Translate this page to:
In JoVE (1)
Other Publications (1)
This translation into Dutch was automatically generated.
English Version | Other Languages
Articles by Serena Bonifati in JoVE
Efficiënte Recombinant Parvovirus productie met de hulp van Adenovirus-afgeleide systemen
Nazim El-Andaloussi*1,2, Barbara Leuchs*1, Serena Bonifati1,2, Jean Rommelaere1,2, Antonio Marchini1,2
1Tumour Virology Division F010, German Cancer Research Center (DKFZ), 2Inserm Unit 701, German Cancer Research Center (DKFZ)
Hier beschrijven protocol alleen gebaseerd op cel infectie, hetgeen het rendement van recombinant parvovirus productie van meer dan 100 maal in vergelijking met andere protocollen gebruikt verbetert. Dit protocol is gebaseerd op het gebruik van een nieuw adenovirus 5 gebaseerde helper met de parvovirus VP transcriptie-eenheid (Ad-VP).
Other articles by Serena Bonifati on PubMed
Journal of Virology. Apr, 2012 | Pubmed ID: 22258256
The rat parvovirus H-1PV is a promising anticancer agent given its oncosuppressive properties and the absence of known side effects in humans. H-1PV replicates preferentially in transformed cells, but the virus can enter both normal and cancer cells. Uptake by normal cells sequesters a significant portion of the administered viral dose away from the tumor target. Hence, targeting H-1PV entry specifically to tumor cells is important to increase the efficacy of parvovirus-based treatments.
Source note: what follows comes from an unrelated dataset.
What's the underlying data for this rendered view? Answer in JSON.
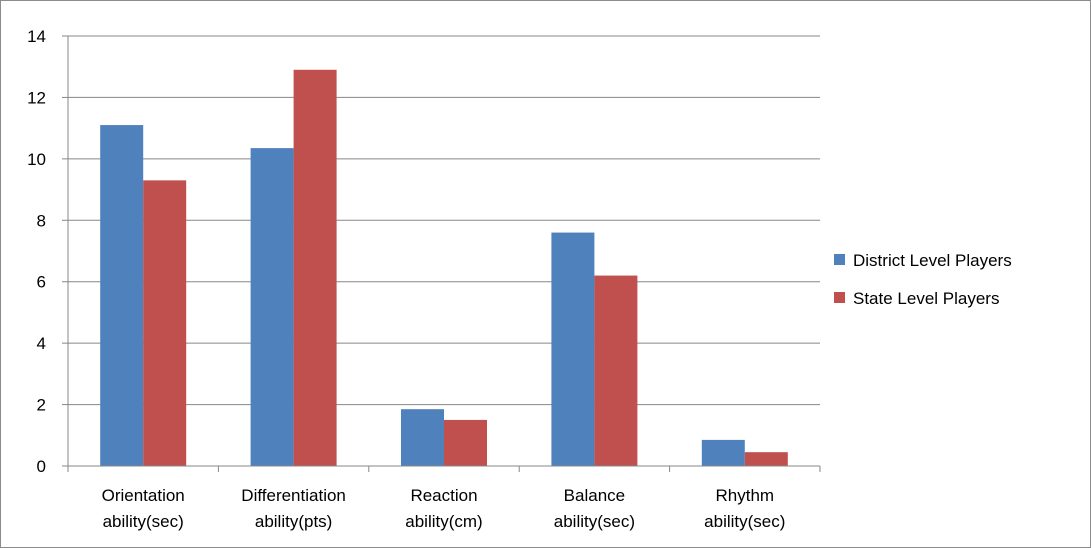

In this study, we first found that sialic acid plays a key role in H-1PV entry. We then genetically engineered the H-1PV capsid to improve its affinity for human tumor cells. By analogy with the resolved crystal structure of the closely related parvovirus minute virus of mice, we developed an in silico three-dimensional (3D) model of the H-1PV wild-type capsid. Based on this model, we identified putative amino acids involved in cell membrane recognition and virus entry at the level of the 2-fold axis of symmetry of the capsid, within the so-called dimple region. In situ mutagenesis of these residues significantly reduced the binding and entry of H-1PV into permissive cells. We then engineered an entry-deficient viral capsid and inserted a cyclic RGD-4C peptide at the level of its 3-fold axis spike. This peptide binds α(v)β(3) and α(v)β(5) integrins, which are overexpressed in cancer cells and growing blood vessels. The insertion of the peptide rescued viral infectivity toward cells overexpressing α(v)β(5) integrins, resulting in the efficient killing of these cells by the reengineered virus. This work demonstrates that H-1PV can be genetically retargeted through the modification of its capsid, showing great promise for a more efficient use of this virus in cancer therapy.